ARMAND VAN HELDEN with HONEY DIJON at the Docks (11 Polson), Friday (December 17). $25 advance, $30 before midnight, $35 after. 416-469-5655. Rating: NNNNN
In retrospect, it's a bit strange that Armand Van Helden ended up being one of the most commercially successful house producers of the 90s. He's always professed to be more into hiphop than house, happily remixed the cheesiest of pop songs, often came across in print as an angry, arrogant thug and criticized the house music underground every chance he got. "I don't put on the clown nose well. I don't deal with interviews and all this stuff well," admits Van Helden from his New York studio. "I'm just a guy who wakes up and makes beats. I don't care about the rest of it."
After being out of the limelight for a bit, he's back with a mix CD, New York: A Mix Odyssey, which more cynical types might describe as a mainstream rip-off of the house-rock-new-wave-disco-punk thing that's suddenly hip. Van Helden beats them to the punch, though, by freely admitting in the intro track of the CD that a true NYC mix should also have way more hiphop and that the label steered it in this direction, but that he's OK with that.
"I live in NYC, and it makes you realize that most people don't fit into just one thing. The culture forces you to be into other things. The big house scene here is long gone, so people like me end up with this because it's the only thing that's interesting right now."

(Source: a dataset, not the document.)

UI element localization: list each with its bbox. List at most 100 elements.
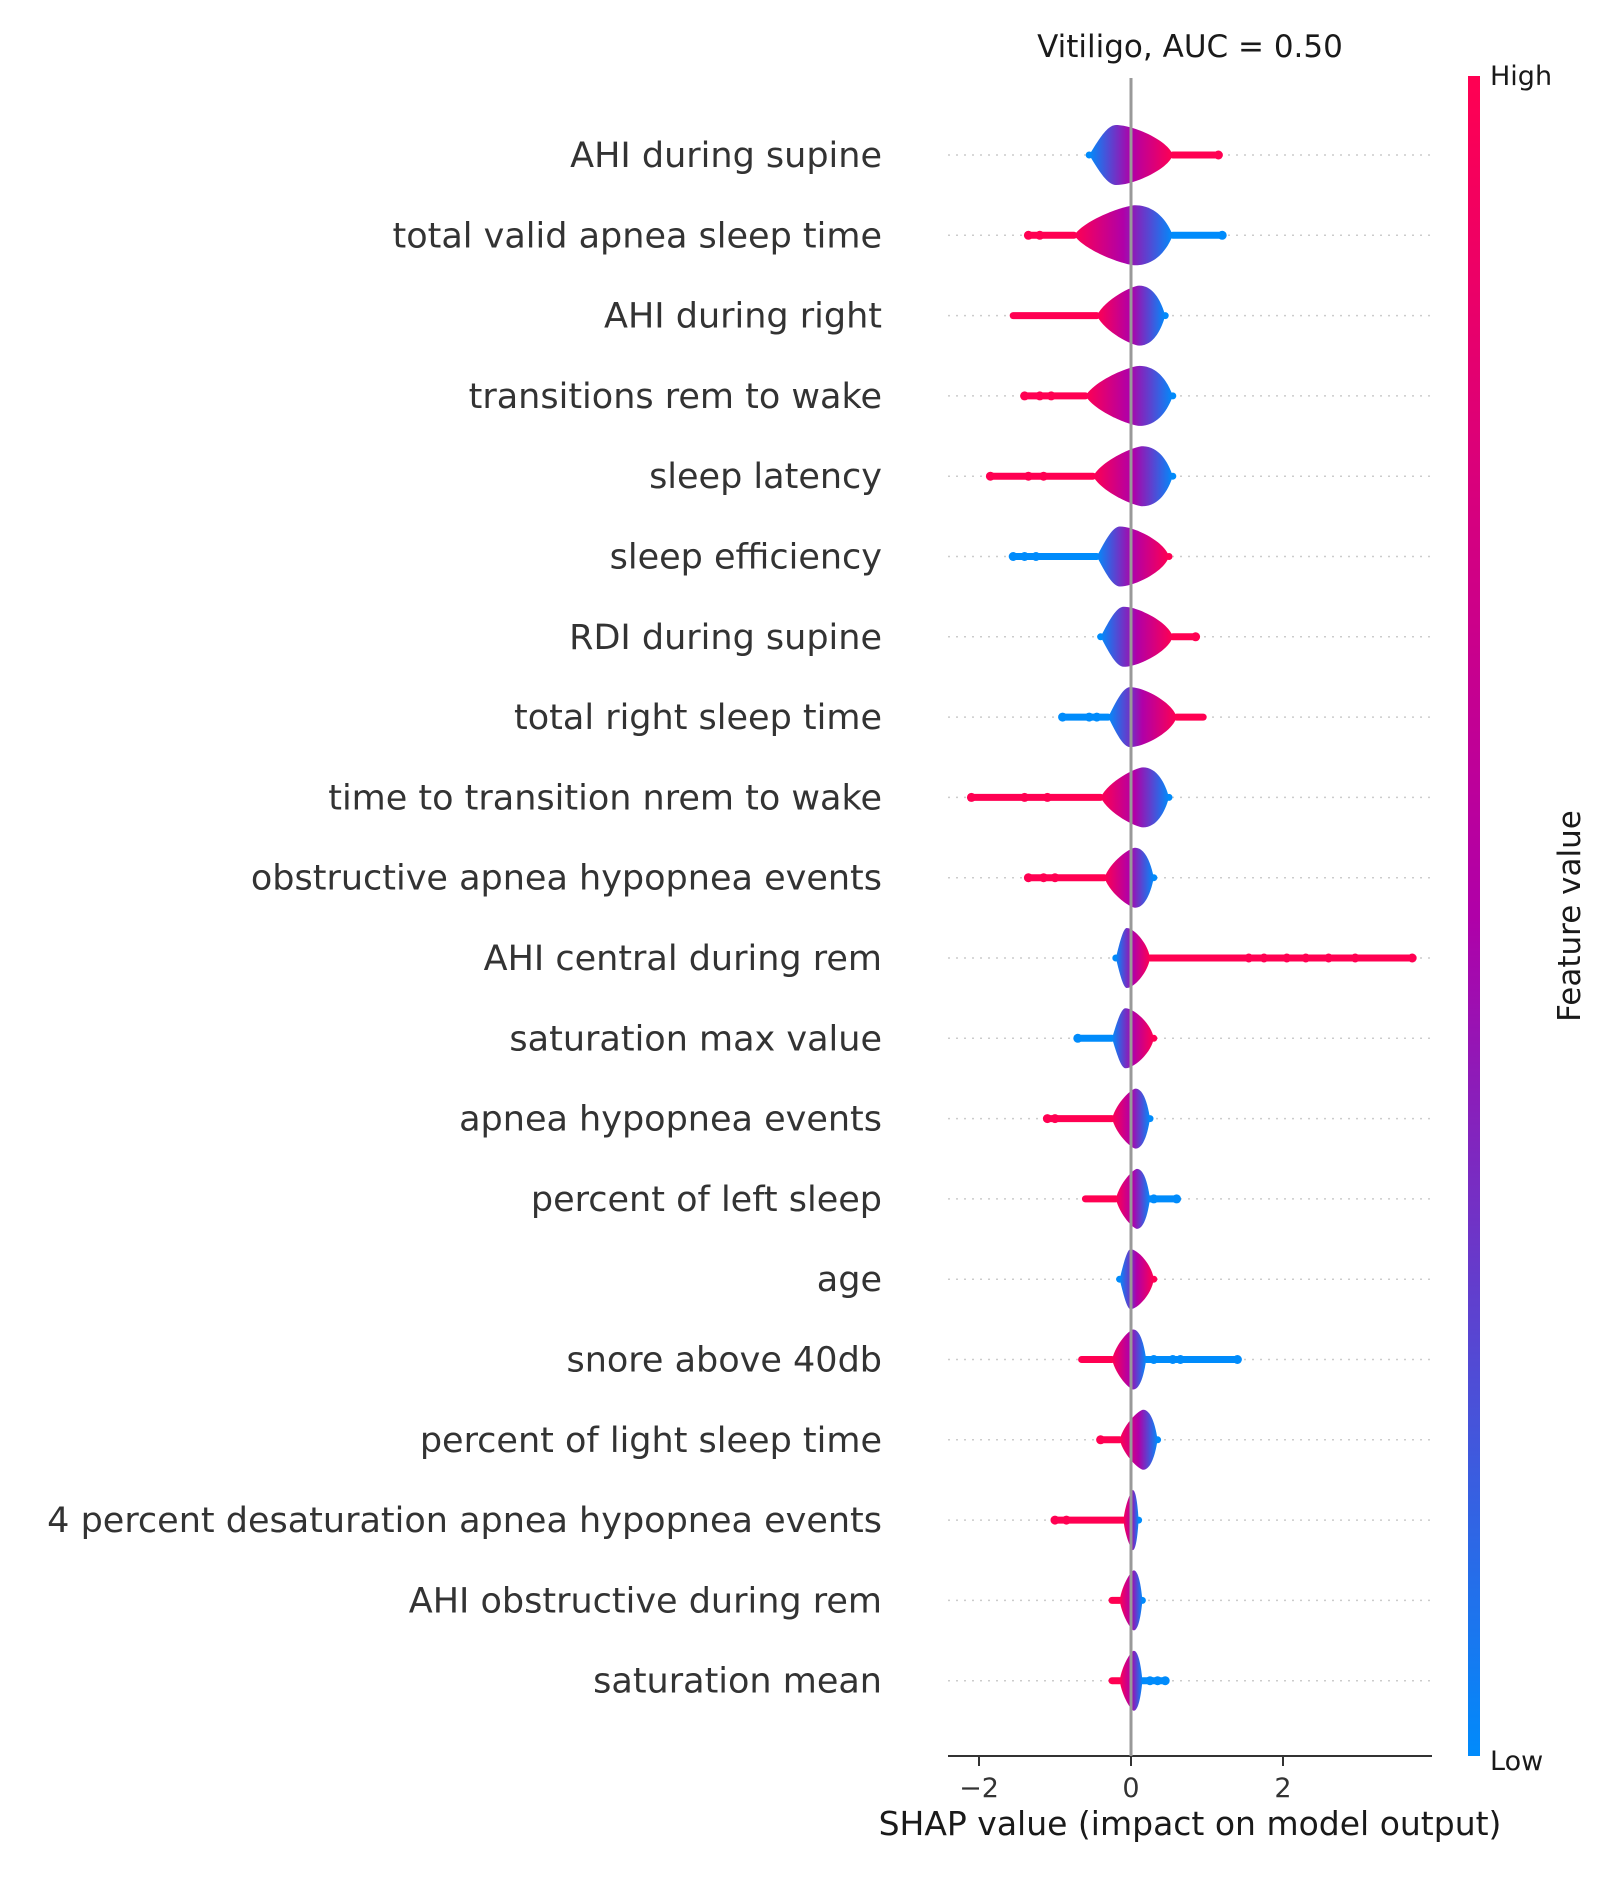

The CD has some of the same vibe as the whole indie dance scene, but beefed up and crossed with that big-room club sound. If, like Van Helden, you don't care too much about being cool, it's pretty fun. It romps through tracks by Blondie, Felix Da Housecat, Yaz, Soft Cell, Yes, the Romantics and some new tracks by Van Helden himself along with some big clubby tracks and some current dance rock. Unfortunately, you probably won't hear a set this eclectic from him on Friday, since the Docks is one of the bigger rooms in town.
"I have my safe set and I have my experimental set. I bring both, but within a few songs I can tell what they're going to like. Younger crowds and big rooms want house, but sometimes I can get away with more."
He's also got another full album in the works, a format he's attempted a few time before but never with as much success as his long string of hit singles and remixes.
"The market doesn't accept albums, but I need to leave something more than just a bunch of singles; an album is more permanent. Dance albums are boring, though. I don't blame the audience for not being into them. I can't think of a dance album I'd want to listen to all the way through.
"You have a choice - you can make a song that's just a vibe, that you're going to play for a month or two and forget, or you can make a song that people are going to remember forever.
"I can't understand why you would want to go through all the work of making and releasing a track just to put out a vibe, but everyone's so caught up on being underground and cool.
"I don't know much about underground credibility, but I do know most of these guys are making music for the wrong reasons."